Rangers (1872) self-destructed, and the supporters of that club could not face that and in their grief they spiralled into a raging denial.

Subsequently Charles of Normandy knew that his business model had to be constructed around liquidation denial.

If he could sell Sevco Scotland Limited as Rangers (1872), then he could make millions from The People.

Of course to pull this off Cheeky Charlie needed the Cheeky Chappie.

The extent of the McCoist remuneration package is now beyond dispute, and his £125k pa expense account (a story broken here) makes Super Ally rather superannuated.

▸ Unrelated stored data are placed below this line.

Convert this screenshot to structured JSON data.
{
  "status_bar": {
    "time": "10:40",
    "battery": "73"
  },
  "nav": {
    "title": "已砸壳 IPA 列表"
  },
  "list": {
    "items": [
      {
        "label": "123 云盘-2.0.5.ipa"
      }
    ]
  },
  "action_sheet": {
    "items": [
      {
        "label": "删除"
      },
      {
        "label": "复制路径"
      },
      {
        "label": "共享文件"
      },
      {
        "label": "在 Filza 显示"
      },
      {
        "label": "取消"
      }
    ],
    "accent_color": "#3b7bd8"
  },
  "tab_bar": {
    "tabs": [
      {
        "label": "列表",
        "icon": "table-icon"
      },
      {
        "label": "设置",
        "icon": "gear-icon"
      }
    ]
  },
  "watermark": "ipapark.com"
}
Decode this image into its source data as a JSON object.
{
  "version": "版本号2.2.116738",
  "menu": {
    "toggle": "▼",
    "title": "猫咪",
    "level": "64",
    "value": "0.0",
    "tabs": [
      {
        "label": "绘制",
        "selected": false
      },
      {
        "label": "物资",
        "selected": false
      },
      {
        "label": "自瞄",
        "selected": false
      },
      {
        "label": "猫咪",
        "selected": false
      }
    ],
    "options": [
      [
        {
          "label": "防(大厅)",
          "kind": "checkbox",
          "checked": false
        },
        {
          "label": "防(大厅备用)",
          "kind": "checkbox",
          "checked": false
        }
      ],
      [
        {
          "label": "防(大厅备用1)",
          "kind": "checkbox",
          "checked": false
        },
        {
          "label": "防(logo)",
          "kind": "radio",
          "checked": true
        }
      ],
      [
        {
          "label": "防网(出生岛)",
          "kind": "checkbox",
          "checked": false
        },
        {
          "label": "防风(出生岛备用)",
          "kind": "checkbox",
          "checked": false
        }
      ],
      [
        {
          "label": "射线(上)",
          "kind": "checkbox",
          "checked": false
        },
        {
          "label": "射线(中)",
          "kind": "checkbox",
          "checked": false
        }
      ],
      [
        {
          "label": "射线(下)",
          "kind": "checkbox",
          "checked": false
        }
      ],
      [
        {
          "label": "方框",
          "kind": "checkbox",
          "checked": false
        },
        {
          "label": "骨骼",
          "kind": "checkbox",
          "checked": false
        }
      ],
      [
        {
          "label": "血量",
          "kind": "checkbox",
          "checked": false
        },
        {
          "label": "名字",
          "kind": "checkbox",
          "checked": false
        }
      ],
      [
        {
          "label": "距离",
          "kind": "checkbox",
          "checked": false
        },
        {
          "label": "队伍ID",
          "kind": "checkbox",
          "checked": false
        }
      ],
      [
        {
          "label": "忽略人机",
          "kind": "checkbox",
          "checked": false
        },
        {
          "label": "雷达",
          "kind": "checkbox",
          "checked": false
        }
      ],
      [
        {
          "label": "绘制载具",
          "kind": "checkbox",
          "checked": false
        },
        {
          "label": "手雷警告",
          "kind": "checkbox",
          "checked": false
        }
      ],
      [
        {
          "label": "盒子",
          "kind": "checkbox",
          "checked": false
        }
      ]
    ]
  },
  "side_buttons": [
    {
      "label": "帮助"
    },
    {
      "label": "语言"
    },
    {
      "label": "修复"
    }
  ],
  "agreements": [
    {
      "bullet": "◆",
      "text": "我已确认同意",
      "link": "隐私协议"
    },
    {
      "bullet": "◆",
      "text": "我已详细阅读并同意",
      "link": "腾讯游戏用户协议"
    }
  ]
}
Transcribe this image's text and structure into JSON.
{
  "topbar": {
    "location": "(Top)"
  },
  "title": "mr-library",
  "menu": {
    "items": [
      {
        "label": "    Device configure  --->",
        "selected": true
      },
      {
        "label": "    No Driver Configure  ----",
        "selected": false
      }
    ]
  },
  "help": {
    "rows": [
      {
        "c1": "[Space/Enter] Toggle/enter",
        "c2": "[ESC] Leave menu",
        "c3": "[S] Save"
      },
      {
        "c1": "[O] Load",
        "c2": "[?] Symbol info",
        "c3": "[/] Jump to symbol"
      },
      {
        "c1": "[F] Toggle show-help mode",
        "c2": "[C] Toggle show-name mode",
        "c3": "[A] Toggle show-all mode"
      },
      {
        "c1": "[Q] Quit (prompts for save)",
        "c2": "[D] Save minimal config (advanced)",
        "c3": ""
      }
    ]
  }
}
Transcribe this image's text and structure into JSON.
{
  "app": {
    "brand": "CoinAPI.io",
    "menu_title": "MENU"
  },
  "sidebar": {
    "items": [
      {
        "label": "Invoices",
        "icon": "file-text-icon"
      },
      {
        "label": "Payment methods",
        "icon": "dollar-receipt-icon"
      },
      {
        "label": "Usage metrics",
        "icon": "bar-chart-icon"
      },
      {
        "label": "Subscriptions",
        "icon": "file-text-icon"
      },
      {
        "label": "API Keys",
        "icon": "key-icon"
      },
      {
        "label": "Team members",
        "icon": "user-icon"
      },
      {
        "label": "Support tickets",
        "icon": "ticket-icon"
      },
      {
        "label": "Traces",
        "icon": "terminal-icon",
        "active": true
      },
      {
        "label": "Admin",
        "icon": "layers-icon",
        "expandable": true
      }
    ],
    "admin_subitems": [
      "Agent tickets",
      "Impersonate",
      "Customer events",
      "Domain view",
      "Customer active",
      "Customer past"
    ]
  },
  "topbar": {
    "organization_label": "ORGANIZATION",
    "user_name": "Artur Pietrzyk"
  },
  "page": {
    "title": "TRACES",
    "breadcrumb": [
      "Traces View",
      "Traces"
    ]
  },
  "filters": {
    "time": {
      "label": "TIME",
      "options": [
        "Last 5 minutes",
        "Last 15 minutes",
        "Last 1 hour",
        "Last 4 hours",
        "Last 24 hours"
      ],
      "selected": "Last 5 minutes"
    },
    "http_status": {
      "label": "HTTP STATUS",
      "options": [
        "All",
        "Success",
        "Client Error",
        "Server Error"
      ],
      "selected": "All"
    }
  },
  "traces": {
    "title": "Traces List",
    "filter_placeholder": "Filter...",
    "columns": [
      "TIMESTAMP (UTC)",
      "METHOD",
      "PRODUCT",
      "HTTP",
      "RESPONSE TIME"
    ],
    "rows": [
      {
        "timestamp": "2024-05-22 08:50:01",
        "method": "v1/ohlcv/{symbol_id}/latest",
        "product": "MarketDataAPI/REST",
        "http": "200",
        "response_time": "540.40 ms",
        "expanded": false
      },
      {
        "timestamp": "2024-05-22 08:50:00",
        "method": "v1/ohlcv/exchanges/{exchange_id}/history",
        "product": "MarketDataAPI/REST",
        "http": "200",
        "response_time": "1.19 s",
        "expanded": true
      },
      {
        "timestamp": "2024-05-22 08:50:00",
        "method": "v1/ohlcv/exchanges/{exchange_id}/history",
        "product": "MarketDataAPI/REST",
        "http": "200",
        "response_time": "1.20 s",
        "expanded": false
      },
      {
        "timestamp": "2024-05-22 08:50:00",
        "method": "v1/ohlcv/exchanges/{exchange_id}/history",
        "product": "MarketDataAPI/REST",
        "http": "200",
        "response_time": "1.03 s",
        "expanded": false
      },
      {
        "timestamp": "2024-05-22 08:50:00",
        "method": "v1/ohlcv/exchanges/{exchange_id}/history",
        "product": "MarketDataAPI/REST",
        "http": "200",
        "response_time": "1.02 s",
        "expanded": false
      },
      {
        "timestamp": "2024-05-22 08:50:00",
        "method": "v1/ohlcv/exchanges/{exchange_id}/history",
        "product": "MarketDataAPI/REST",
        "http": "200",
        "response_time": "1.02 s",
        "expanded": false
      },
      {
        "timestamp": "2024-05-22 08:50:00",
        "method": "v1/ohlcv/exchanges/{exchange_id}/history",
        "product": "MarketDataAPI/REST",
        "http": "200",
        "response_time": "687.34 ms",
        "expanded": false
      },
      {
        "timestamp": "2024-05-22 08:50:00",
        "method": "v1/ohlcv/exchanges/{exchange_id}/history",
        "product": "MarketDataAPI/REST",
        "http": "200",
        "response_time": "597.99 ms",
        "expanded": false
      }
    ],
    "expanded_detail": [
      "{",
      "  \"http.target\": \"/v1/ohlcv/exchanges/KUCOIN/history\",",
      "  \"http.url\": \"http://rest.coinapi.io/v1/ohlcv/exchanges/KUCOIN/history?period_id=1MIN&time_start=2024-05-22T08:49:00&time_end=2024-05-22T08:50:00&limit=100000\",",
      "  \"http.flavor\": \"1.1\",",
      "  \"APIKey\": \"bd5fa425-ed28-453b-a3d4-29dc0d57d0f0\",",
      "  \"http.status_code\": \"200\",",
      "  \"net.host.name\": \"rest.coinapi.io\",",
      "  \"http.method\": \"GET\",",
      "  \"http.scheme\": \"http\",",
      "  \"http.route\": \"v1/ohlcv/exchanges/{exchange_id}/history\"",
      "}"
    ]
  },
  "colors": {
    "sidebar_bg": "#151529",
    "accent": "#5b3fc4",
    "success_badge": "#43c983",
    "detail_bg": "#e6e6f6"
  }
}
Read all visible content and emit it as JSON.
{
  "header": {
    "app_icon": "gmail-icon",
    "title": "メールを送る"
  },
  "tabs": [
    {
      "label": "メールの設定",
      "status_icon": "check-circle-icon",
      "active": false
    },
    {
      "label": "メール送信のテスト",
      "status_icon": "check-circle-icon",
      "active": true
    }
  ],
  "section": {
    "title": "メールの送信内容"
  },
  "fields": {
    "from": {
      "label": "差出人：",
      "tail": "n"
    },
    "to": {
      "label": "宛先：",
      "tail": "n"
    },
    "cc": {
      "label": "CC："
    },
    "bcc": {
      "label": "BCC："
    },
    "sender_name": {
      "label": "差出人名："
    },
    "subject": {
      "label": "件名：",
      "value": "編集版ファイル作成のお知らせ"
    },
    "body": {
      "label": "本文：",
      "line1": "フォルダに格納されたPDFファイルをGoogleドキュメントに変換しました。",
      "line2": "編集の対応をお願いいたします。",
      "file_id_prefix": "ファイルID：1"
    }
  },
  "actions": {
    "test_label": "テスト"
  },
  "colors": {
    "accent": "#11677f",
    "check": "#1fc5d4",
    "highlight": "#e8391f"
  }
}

Reports in the SMSM stated that The People did not appreciate this particular work of art and this has led to the piece being taken down in the stadium that John Brown played for.

Of course, any journalist working in Scottish football over the past three years will know what happens if they deviate from the ‘same club’ mantra.

The treatment of Jim Spence at the BBC and the failure of many of his colleagues to publicly support him when it mattered was not lost on the vast majority of the hacks in Scotland.

The lesson was learned rather quickly that liquidation denial was an official fiction that everyone had to buy into.

Some Celtic fans took out a newspaper advertisement last year before the first meeting between the two clubs at senior level.

The reaction of the stenographers was to attack the authors of the advert rather than parse the statement contained within it.

This is the first PR own goal from the New Regime apropos The People.

Like the hacks, they will have to learn the lesson that when your customer base is a loyalist lynch mob in angry denial then you have to tread carefully in your brown brogues.